Przez lata wykorzystywał dzieci i seminarzystów
Watykan przyznał, że założyciel zgromadzenia Legioniści Chrystusa, zmarły w 2008 r. ojciec Marcial Maciel Degollado, dopuścił się skandalu "najcięższego i niemoralnego zachowania", "licznych przestępstw" i prowadził "życie pozbawione skrupułów". Trwający przez dziesięciolecia proceder seksualnego wykorzystywania dzieci i seminarzystów przez duchownego z Meksyku to największy skandal, ujawniony w Kościele katolickim.
W wydanym oświadczeniu po piątkowej naradzie z udziałem papieża Benedykta XVI na temat skandalu pedofilii i seksualnego wykorzystywania seminarzystów przez meksykańskiego duchownego, Stolica Apostolska przedstawiła wyniki wizytacji, przeprowadzonej w zgromadzeniu.
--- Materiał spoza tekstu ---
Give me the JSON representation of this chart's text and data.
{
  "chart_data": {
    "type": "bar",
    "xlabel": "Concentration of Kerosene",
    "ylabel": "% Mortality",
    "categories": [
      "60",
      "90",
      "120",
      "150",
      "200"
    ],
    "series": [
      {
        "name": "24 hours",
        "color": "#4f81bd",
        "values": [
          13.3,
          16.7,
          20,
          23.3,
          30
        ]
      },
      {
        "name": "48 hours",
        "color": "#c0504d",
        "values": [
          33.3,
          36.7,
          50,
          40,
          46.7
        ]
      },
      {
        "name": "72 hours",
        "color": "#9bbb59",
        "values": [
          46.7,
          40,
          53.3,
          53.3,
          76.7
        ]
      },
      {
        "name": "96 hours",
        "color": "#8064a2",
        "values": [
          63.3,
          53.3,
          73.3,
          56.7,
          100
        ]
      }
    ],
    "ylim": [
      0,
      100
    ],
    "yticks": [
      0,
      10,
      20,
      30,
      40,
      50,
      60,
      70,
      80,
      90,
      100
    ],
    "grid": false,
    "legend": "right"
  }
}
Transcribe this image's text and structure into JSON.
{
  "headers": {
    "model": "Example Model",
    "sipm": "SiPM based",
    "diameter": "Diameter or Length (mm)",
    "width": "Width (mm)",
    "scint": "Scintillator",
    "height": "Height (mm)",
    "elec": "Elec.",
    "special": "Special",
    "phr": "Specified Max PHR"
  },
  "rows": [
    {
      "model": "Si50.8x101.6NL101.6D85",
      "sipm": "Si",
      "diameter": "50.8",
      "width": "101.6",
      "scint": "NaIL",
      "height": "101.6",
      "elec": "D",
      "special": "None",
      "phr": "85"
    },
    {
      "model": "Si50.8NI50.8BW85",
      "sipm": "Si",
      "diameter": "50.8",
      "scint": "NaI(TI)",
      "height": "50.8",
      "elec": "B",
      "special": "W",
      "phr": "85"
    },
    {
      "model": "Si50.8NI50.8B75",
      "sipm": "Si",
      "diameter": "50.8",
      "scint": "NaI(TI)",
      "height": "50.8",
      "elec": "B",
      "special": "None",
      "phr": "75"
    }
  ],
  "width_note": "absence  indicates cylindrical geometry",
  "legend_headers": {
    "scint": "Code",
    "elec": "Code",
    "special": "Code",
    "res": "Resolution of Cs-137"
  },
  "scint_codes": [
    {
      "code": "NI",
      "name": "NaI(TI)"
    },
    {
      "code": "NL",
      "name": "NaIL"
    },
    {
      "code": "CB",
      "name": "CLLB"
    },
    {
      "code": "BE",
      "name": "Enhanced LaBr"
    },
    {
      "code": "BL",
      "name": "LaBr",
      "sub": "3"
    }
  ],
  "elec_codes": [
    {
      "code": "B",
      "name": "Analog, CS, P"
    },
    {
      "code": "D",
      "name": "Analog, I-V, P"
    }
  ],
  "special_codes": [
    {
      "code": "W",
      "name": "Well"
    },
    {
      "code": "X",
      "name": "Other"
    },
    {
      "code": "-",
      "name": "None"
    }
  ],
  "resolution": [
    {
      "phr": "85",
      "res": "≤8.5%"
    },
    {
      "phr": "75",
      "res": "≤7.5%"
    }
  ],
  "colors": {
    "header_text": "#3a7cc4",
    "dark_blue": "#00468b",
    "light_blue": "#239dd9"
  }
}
W jej trakcie - poinformowano - wysłannicy Watykanu przeprowadzili rozmowy z ponad tysiącem Legionistów i dokonali oceny kilkuset relacji.
Efekty inspekcji podsumowano w watykańskim komunikacie następująco: "Wizytacja apostolska pozwoliła ustalić, że zachowanie ojca Marciala Maciela Degollado spowodowało tak poważne konsekwencje dla życia i struktury Legionu, że wymaga to wejścia na drogę głębokiej rewizji".
"Najcięższe i obiektywnie niemoralne zachowania ojca Maciela, potwierdzone przez niepodważalne świadectwa, jawią się niekiedy jako prawdziwe przestępstwa i ukazują życie, pozbawione skrupułów i autentycznych uczuć religijnych" - przyznał Watykan.
Następnie dodał: "o tym życiu nie wiedziała wielka cześć Legionistów, przede wszystkim z powodu systemu relacji, stworzonego przez ojca Maciela, który zręcznie potrafił zapewnić sobie alibi, zyskać zaufanie, poufność i milczenie ze strony otoczenia i umocnić swą rolę charyzmatycznego założyciela". Ten akapit odnosi się do wprowadzonego w zgromadzeniu przez duchownego - skandalistę dodatkowego ślubu, jaki musieli złożyć jego członkowie, przysięgając, że nie ujawnią, co się w nim dzieje.
Przez kilka dekad ojciec Marcial prowadził podwójne życie; miał także co najmniej troje dzieci. Watykan przez lata nie reagował na skargi i zarzuty, kierowane od ofiar Degollado. W oświadczeniu przyznano, że traktowane były jako "kalumnie".
"Nierzadko pożałowania godne dyskredytowanie i oddalenie tych, którzy wątpili w jego prawe postępowanie, a także błędne przekonanie o tym, że nie należy szkodzić dobru, wyrządzanemu przez Legion, stworzyły wokół niego mechanizm obrony, czyniąc go przez długi czas nietykalnym, przez co niemożliwe było poznanie jego prawdziwego życia" - głosi oświadczenie.
Mowa jest w nim również o tym, że papież Benedykt XVI podejmie w najbliższym czasie decyzje w sprawie przyszłości zgromadzenia.